Rk | Team | G | MOV | SOS | SRS | Record |
|---|---|---|---|---|---|---|
| 1 | Houston Texans | 13 | 0.692 | 0.011 | 0.704 | 11-2-0 |
| 2 | New England Patriots | 13 | 0.538 | 0.116 | 0.654 | 10-3-0 |
| 3 | San Francisco 49ers | 13 | 0.462 | 0.081 | 0.543 | 9-3-1 |
| 4 | Green Bay Packers | 13 | 0.385 | 0.107 | 0.492 | 9-4-0 |
| 5 | Atlanta Falcons | 13 | 0.692 | -0.273 | 0.42 | 11-2-0 |
| 6 | Denver Broncos | 13 | 0.538 | -0.166 | 0.373 | 10-3-0 |
| 7 | Chicago Bears | 13 | 0.231 | 0.121 | 0.352 | 8-5-0 |
| 8 | Seattle Seahawks | 13 | 0.231 | 0.114 | 0.345 | 8-5-0 |
| 9 | Indianapolis Colts | 13 | 0.385 | -0.053 | 0.332 | 9-4-0 |
| 10 | Baltimore Ravens | 13 | 0.385 | -0.135 | 0.249 | 9-4-0 |
| 11 | New York Giants | 13 | 0.231 | -0.04 | 0.191 | 8-5-0 |
| 12 | St. Louis Rams | 13 | 0 | 0.175 | 0.175 | 6-6-1 |
| 13 | Minnesota Vikings | 13 | 0.077 | 0.067 | 0.144 | 7-6-0 |
| 14 | New York Jets | 13 | -0.077 | 0.172 | 0.095 | 6-7-0 |
| 15 | Washington Redskins | 13 | 0.077 | -0.003 | 0.074 | 7-6-0 |
| 16 | Dallas Cowboys | 13 | 0.077 | -0.012 | 0.065 | 7-6-0 |
| 17 | Cincinnati Bengals | 14 | 0.143 | -0.203 | -0.06 | 8-6-0 |
| 18 | Pittsburgh Steelers | 13 | 0.077 | -0.138 | -0.061 | 7-6-0 |
| 19 | Miami Dolphins | 13 | -0.231 | 0.126 | -0.105 | 5-8-0 |
| 20 | Buffalo Bills | 13 | -0.231 | 0.067 | -0.164 | 5-8-0 |
| 21 | Arizona Cardinals | 13 | -0.385 | 0.203 | -0.181 | 4-9-0 |
| 22 | Detroit Lions | 13 | -0.385 | 0.188 | -0.197 | 4-9-0 |
| 23 | Tampa Bay Buccaneers | 13 | -0.077 | -0.162 | -0.239 | 6-7-0 |
| 24 | Tennessee Titans | 13 | -0.385 | 0.134 | -0.25 | 4-9-0 |
| 25 | New Orleans Saints | 13 | -0.231 | -0.035 | -0.266 | 5-8-0 |
| 26 | Cleveland Browns | 13 | -0.231 | -0.125 | -0.356 | 5-8-0 |
| 27 | Carolina Panthers | 13 | -0.385 | 0.014 | -0.371 | 4-9-0 |
| 28 | San Diego Chargers | 13 | -0.231 | -0.165 | -0.396 | 5-8-0 |
| 29 | Philadelphia Eagles | 14 | -0.429 | -0.048 | -0.476 | 4-10-0 |
| 30 | Jacksonville Jaguars | 13 | -0.692 | 0.141 | -0.551 | 2-11-0 |
| 31 | Oakland Raiders | 13 | -0.538 | -0.112 | -0.651 | 3-10-0 |
| 32 | Kansas City Chiefs | 13 | -0.692 | -0.148 | -0.84 | 2-11-0 |
{ 1 comment… read it below or add one }
Elo is definitely an interesting concept.
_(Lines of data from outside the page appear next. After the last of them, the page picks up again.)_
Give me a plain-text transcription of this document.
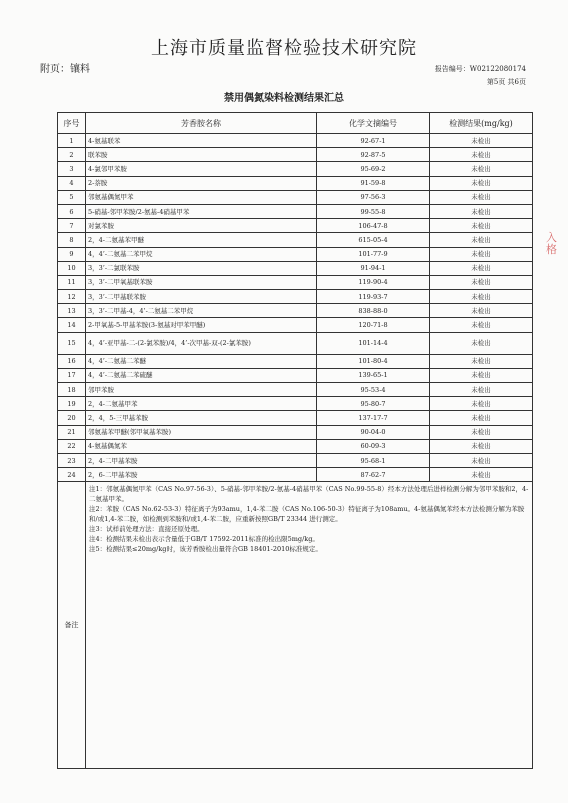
上海市质量监督检验技术研究院
附页：镶料	报告编号：W02122080174
第5页 共6页
禁用偶氮染料检测结果汇总
序号	芳香胺名称	化学文摘编号	检测结果(mg/kg)
1	4-氨基联苯	92-67-1	未检出
2	联苯胺	92-87-5	未检出
3	4-氯邻甲苯胺	95-69-2	未检出
4	2-萘胺	91-59-8	未检出
5	邻氨基偶氮甲苯	97-56-3	未检出
6	5-硝基-邻甲苯胺/2-氨基-4硝基甲苯	99-55-8	未检出
7	对氯苯胺	106-47-8	未检出
8	2，4-二氨基苯甲醚	615-05-4	未检出
9	4，4’-二氨基二苯甲烷	101-77-9	未检出
10	3，3’-二氯联苯胺	91-94-1	未检出
11	3，3’-二甲氧基联苯胺	119-90-4	未检出
12	3，3’-二甲基联苯胺	119-93-7	未检出
13	3，3’-二甲基-4，4’-二氨基二苯甲烷	838-88-0	未检出
14	2-甲氧基-5-甲基苯胺(3-氨基对甲苯甲醚)	120-71-8	未检出
15	4，4’-亚甲基-二-(2-氯苯胺)/4，4’-次甲基-双-(2-氯苯胺)	101-14-4	未检出
16	4，4’-二氨基二苯醚	101-80-4	未检出
17	4，4’-二氨基二苯硫醚	139-65-1	未检出
18	邻甲苯胺	95-53-4	未检出
19	2，4-二氨基甲苯	95-80-7	未检出
20	2，4，5-三甲基苯胺	137-17-7	未检出
21	邻氨基苯甲醚(邻甲氧基苯胺)	90-04-0	未检出
22	4-氨基偶氮苯	60-09-3	未检出
23	2，4-二甲基苯胺	95-68-1	未检出
24	2，6-二甲基苯胺	87-62-7	未检出
备注	注1：邻氨基偶氮甲苯（CAS No.97-56-3）、5-硝基-邻甲苯胺/2-氨基-4硝基甲苯（CAS No.99-55-8）经本方法处理后进样检测分解为邻甲苯胺和2，4-二氨基甲苯。
注2：苯胺（CAS No.62-53-3）特征离子为93amu，1,4-苯二胺（CAS No.106-50-3）特征离子为108amu。4-氨基偶氮苯经本方法检测分解为苯胺和/或1,4-苯二胺，如检测到苯胺和/或1,4-苯二胺，应重新按照GB/T 23344 进行测定。
注3：试样前处理方法：直接还原处理。
注4：检测结果未检出表示含量低于GB/T 17592-2011标准的检出限5mg/kg。
注5：检测结果≤20mg/kg时，该芳香胺检出量符合GB 18401-2010标准规定。		
入格
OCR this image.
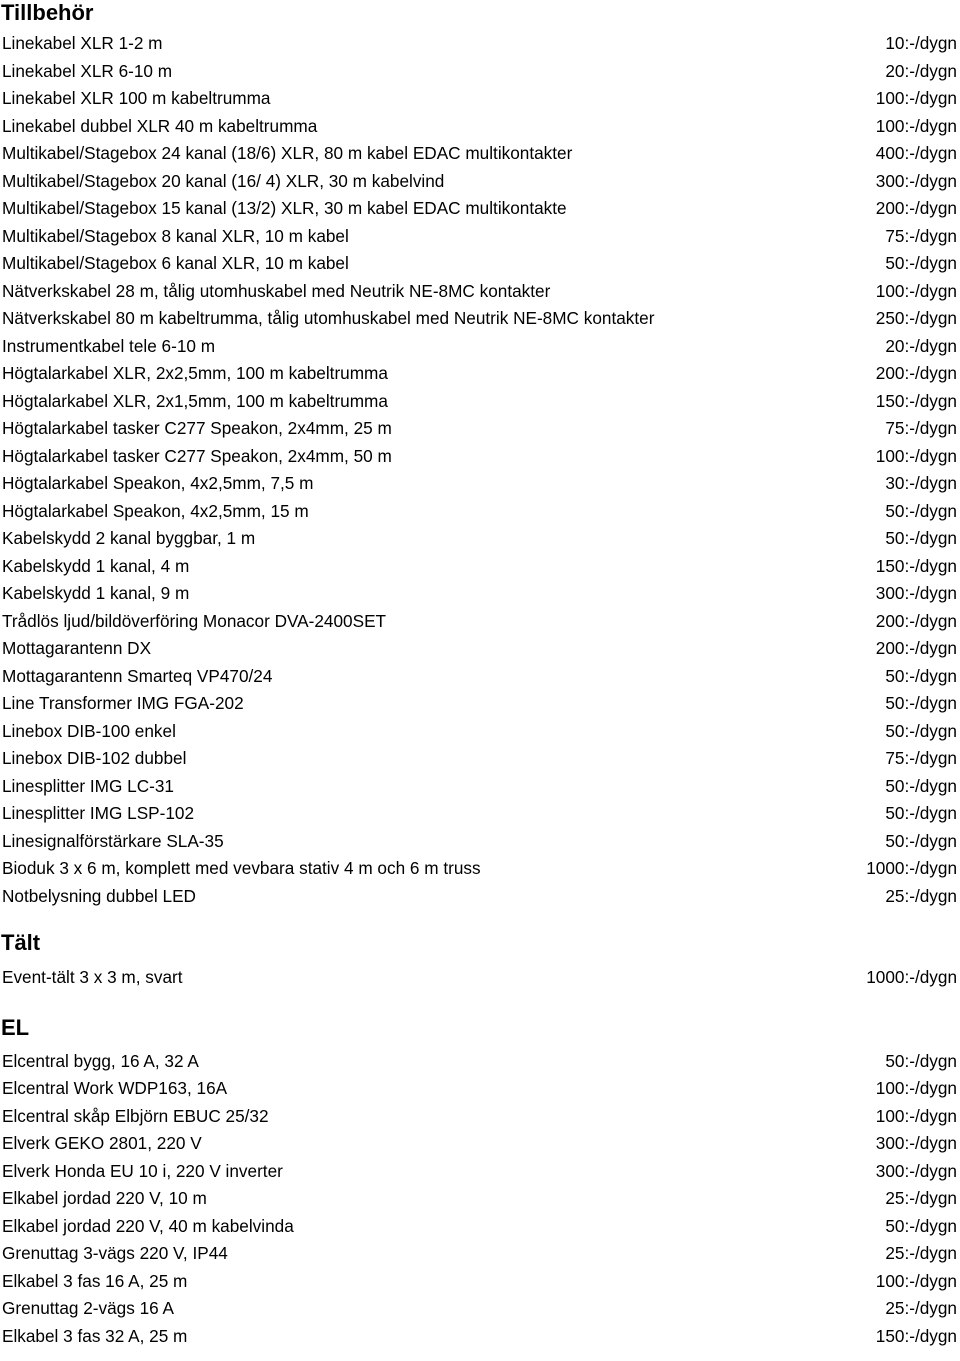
Tillbehör
Linekabel XLR 1-2 m	10:-/dygn
Linekabel XLR 6-10 m	20:-/dygn
Linekabel XLR 100 m kabeltrumma	100:-/dygn
Linekabel dubbel XLR 40 m kabeltrumma	100:-/dygn
Multikabel/Stagebox 24 kanal (18/6) XLR, 80 m kabel EDAC multikontakter	400:-/dygn
Multikabel/Stagebox 20 kanal (16/ 4) XLR, 30 m kabelvind	300:-/dygn
Multikabel/Stagebox 15 kanal (13/2) XLR, 30 m kabel EDAC multikontakte	200:-/dygn
Multikabel/Stagebox 8 kanal XLR, 10 m kabel	75:-/dygn
Multikabel/Stagebox 6 kanal XLR, 10 m kabel	50:-/dygn
Nätverkskabel 28 m, tålig utomhuskabel med Neutrik NE-8MC kontakter	100:-/dygn
Nätverkskabel 80 m kabeltrumma, tålig utomhuskabel med Neutrik NE-8MC kontakter	250:-/dygn
Instrumentkabel tele 6-10 m	20:-/dygn
Högtalarkabel XLR, 2x2,5mm, 100 m kabeltrumma	200:-/dygn
Högtalarkabel XLR, 2x1,5mm, 100 m kabeltrumma	150:-/dygn
Högtalarkabel tasker C277 Speakon, 2x4mm, 25 m	75:-/dygn
Högtalarkabel tasker C277 Speakon, 2x4mm, 50 m	100:-/dygn
Högtalarkabel Speakon, 4x2,5mm, 7,5 m	30:-/dygn
Högtalarkabel Speakon, 4x2,5mm, 15 m	50:-/dygn
Kabelskydd 2 kanal byggbar, 1 m	50:-/dygn
Kabelskydd 1 kanal, 4 m	150:-/dygn
Kabelskydd 1 kanal, 9 m	300:-/dygn
Trådlös ljud/bildöverföring Monacor DVA-2400SET	200:-/dygn
Mottagarantenn DX	200:-/dygn
Mottagarantenn Smarteq VP470/24	50:-/dygn
Line Transformer IMG FGA-202	50:-/dygn
Linebox DIB-100 enkel	50:-/dygn
Linebox DIB-102 dubbel	75:-/dygn
Linesplitter IMG LC-31	50:-/dygn
Linesplitter IMG LSP-102	50:-/dygn
Linesignalförstärkare SLA-35	50:-/dygn
Bioduk 3 x 6 m, komplett med vevbara stativ 4 m och 6 m truss	1000:-/dygn
Notbelysning dubbel LED	25:-/dygn
Tält
Event-tält 3 x 3 m, svart	1000:-/dygn
EL
Elcentral bygg, 16 A, 32 A	50:-/dygn
Elcentral Work WDP163, 16A	100:-/dygn
Elcentral skåp Elbjörn EBUC 25/32	100:-/dygn
Elverk GEKO 2801, 220 V	300:-/dygn
Elverk Honda EU 10 i, 220 V inverter	300:-/dygn
Elkabel jordad 220 V, 10 m	25:-/dygn
Elkabel jordad 220 V, 40 m kabelvinda	50:-/dygn
Grenuttag 3-vägs 220 V, IP44	25:-/dygn
Elkabel 3 fas 16 A, 25 m	100:-/dygn
Grenuttag 2-vägs 16 A	25:-/dygn
Elkabel 3 fas 32 A, 25 m	150:-/dygn
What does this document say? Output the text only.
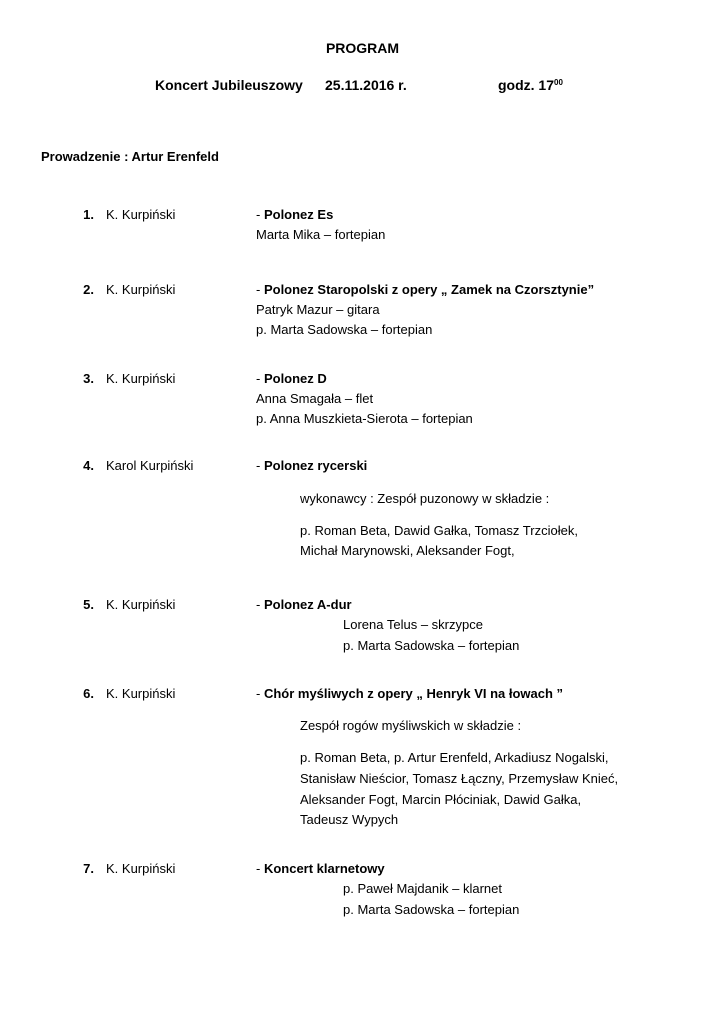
PROGRAM
Koncert Jubileuszowy 25.11.2016 r.	godz. $17^{00}$
Prowadzenie : Artur Erenfeld
1. K. Kurpiński	- Polonez Es
Marta Mika – fortepian
2. K. Kurpiński	- Polonez Staropolski z opery „ Zamek na Czorsztynie”
Patryk Mazur – gitara
p. Marta Sadowska – fortepian
3. K. Kurpiński	- Polonez D
Anna Smagała – flet
p. Anna Muszkieta-Sierota – fortepian
4. Karol Kurpiński	- Polonez rycerski
wykonawcy : Zespół puzonowy w składzie :
p. Roman Beta, Dawid Gałka, Tomasz Trzciołek,
Michał Marynowski, Aleksander Fogt,
5. K. Kurpiński	- Polonez A-dur
Lorena Telus – skrzypce
p. Marta Sadowska – fortepian
6. K. Kurpiński	- Chór myśliwych z opery „ Henryk VI na łowach ”
Zespół rogów myśliwskich w składzie :
p. Roman Beta, p. Artur Erenfeld, Arkadiusz Nogalski,
Stanisław Nieścior, Tomasz Łączny, Przemysław Knieć,
Aleksander Fogt, Marcin Płóciniak, Dawid Gałka,
Tadeusz Wypych
7. K. Kurpiński	- Koncert klarnetowy
p. Paweł Majdanik – klarnet
p. Marta Sadowska – fortepian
I think in it’s traditional chess style format, it can definitely work for professional leagues. The Carl Meyer book, Neil referred to a couple of months ago has a chapter on it. I set up a spreadsheet to work up College Football in an Elo Style taking into account scores, but now realise that you can’t really apply it to College sports because of the wide variety in strength of opponents.
It makes the assumption everyone starts from 0 and that everyone is equal (which in the College game really isn’t the case but I would expect is more appropriate for the NFL) so hence best example FSU got about 14 or 15 points for wins over Murray St and Savannah St, yet A&M only got about 5 points for beating Alabama (incidentally overall for the season it put Alabama first, from FSU who had an unrealistic score based on their first two games and then Notre Dame so it was generating the right kind of ranking).